Adyen rechnet nun damit, dass der währungsbereinigte Umsatz im Jahr 2023 auf einem Level mit dem Zuwachs des ersten Halbjahres liegen wird. In den ersten sechs Monaten bis Ende Juni verzeichnete das Unternehmen einen Umsatzanstieg um 20 Prozent auf fast 1,1 Milliarden Euro. Währungsbereinigt entsprach dies einem Wachstum von 21 Prozent. Zum Vergleich: Im Jahr 2024 erreichte der Erlös ein Plus von 23 Prozent und summierte sich auf rund zwei Milliarden Euro.
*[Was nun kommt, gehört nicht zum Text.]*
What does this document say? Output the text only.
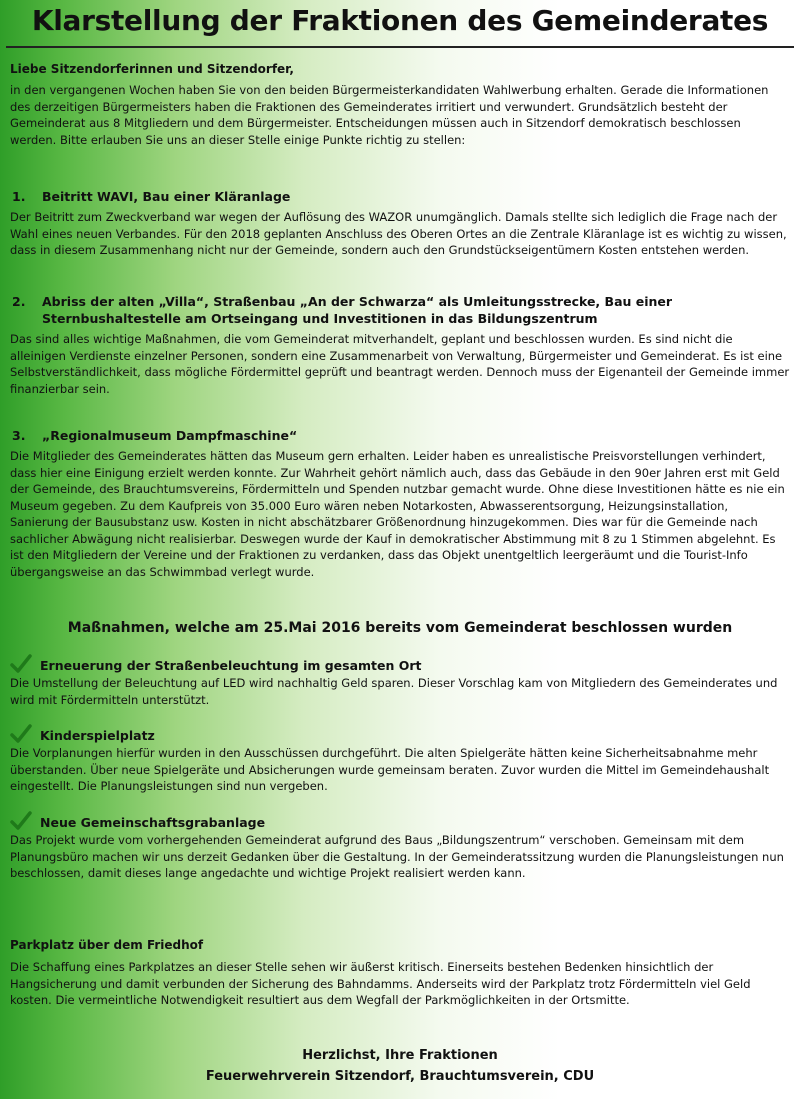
Klarstellung der Fraktionen des Gemeinderates

Liebe Sitzendorferinnen und Sitzendorfer,

in den vergangenen Wochen haben Sie von den beiden Bürgermeisterkandidaten Wahlwerbung erhalten. Gerade die Informationen des derzeitigen Bürgermeisters haben die Fraktionen des Gemeinderates irritiert und verwundert. Grundsätzlich besteht der Gemeinderat aus 8 Mitgliedern und dem Bürgermeister. Entscheidungen müssen auch in Sitzendorf demokratisch beschlossen werden. Bitte erlauben Sie uns an dieser Stelle einige Punkte richtig zu stellen:

1.	Beitritt WAVI, Bau einer Kläranlage

Der Beitritt zum Zweckverband war wegen der Auflösung des WAZOR unumgänglich. Damals stellte sich lediglich die Frage nach der Wahl eines neuen Verbandes. Für den 2018 geplanten Anschluss des Oberen Ortes an die Zentrale Kläranlage ist es wichtig zu wissen, dass in diesem Zusammenhang nicht nur der Gemeinde, sondern auch den Grundstückseigentümern Kosten entstehen werden.

2.	Abriss der alten „Villa“, Straßenbau „An der Schwarza“ als Umleitungsstrecke, Bau einer Sternbushaltestelle am Ortseingang und Investitionen in das Bildungszentrum

Das sind alles wichtige Maßnahmen, die vom Gemeinderat mitverhandelt, geplant und beschlossen wurden. Es sind nicht die alleinigen Verdienste einzelner Personen, sondern eine Zusammenarbeit von Verwaltung, Bürgermeister und Gemeinderat. Es ist eine Selbstverständlichkeit, dass mögliche Fördermittel geprüft und beantragt werden. Dennoch muss der Eigenanteil der Gemeinde immer finanzierbar sein.

3.	„Regionalmuseum Dampfmaschine“

Die Mitglieder des Gemeinderates hätten das Museum gern erhalten. Leider haben es unrealistische Preisvorstellungen verhindert, dass hier eine Einigung erzielt werden konnte. Zur Wahrheit gehört nämlich auch, dass das Gebäude in den 90er Jahren erst mit Geld der Gemeinde, des Brauchtumsvereins, Fördermitteln und Spenden nutzbar gemacht wurde. Ohne diese Investitionen hätte es nie ein Museum gegeben. Zu dem Kaufpreis von 35.000 Euro wären neben Notarkosten, Abwasserentsorgung, Heizungsinstallation, Sanierung der Bausubstanz usw. Kosten in nicht abschätzbarer Größenordnung hinzugekommen. Dies war für die Gemeinde nach sachlicher Abwägung nicht realisierbar. Deswegen wurde der Kauf in demokratischer Abstimmung mit 8 zu 1 Stimmen abgelehnt. Es ist den Mitgliedern der Vereine und der Fraktionen zu verdanken, dass das Objekt unentgeltlich leergeräumt und die Tourist-Info übergangsweise an das Schwimmbad verlegt wurde.

Maßnahmen, welche am 25.Mai 2016 bereits vom Gemeinderat beschlossen wurden
Erneuerung der Straßenbeleuchtung im gesamten Ort

Die Umstellung der Beleuchtung auf LED wird nachhaltig Geld sparen. Dieser Vorschlag kam von Mitgliedern des Gemeinderates und wird mit Fördermitteln unterstützt.

Kinderspielplatz

Die Vorplanungen hierfür wurden in den Ausschüssen durchgeführt. Die alten Spielgeräte hätten keine Sicherheitsabnahme mehr überstanden. Über neue Spielgeräte und Absicherungen wurde gemeinsam beraten. Zuvor wurden die Mittel im Gemeindehaushalt eingestellt. Die Planungsleistungen sind nun vergeben.

Neue Gemeinschaftsgrabanlage

Das Projekt wurde vom vorhergehenden Gemeinderat aufgrund des Baus „Bildungszentrum“ verschoben. Gemeinsam mit dem Planungsbüro machen wir uns derzeit Gedanken über die Gestaltung. In der Gemeinderatssitzung wurden die Planungsleistungen nun beschlossen, damit dieses lange angedachte und wichtige Projekt realisiert werden kann.

Parkplatz über dem Friedhof

Die Schaffung eines Parkplatzes an dieser Stelle sehen wir äußerst kritisch. Einerseits bestehen Bedenken hinsichtlich der Hangsicherung und damit verbunden der Sicherung des Bahndamms. Anderseits wird der Parkplatz trotz Fördermitteln viel Geld kosten. Die vermeintliche Notwendigkeit resultiert aus dem Wegfall der Parkmöglichkeiten in der Ortsmitte.

Herzlichst, Ihre Fraktionen

Feuerwehrverein Sitzendorf, Brauchtumsverein, CDU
Dieses Zurückrudern auf ein stabileres, aber weniger dynamisches Wachstum zeigt, wie stark externe wirtschaftliche Faktoren selbst auf innovative Tech-Unternehmen einwirken können. Adyen versucht nun, sich unter den herausfordernden Rahmenbedingungen neu zu orientieren und die Balance zwischen globalen Entwicklungen und Unternehmenszielen zu finden.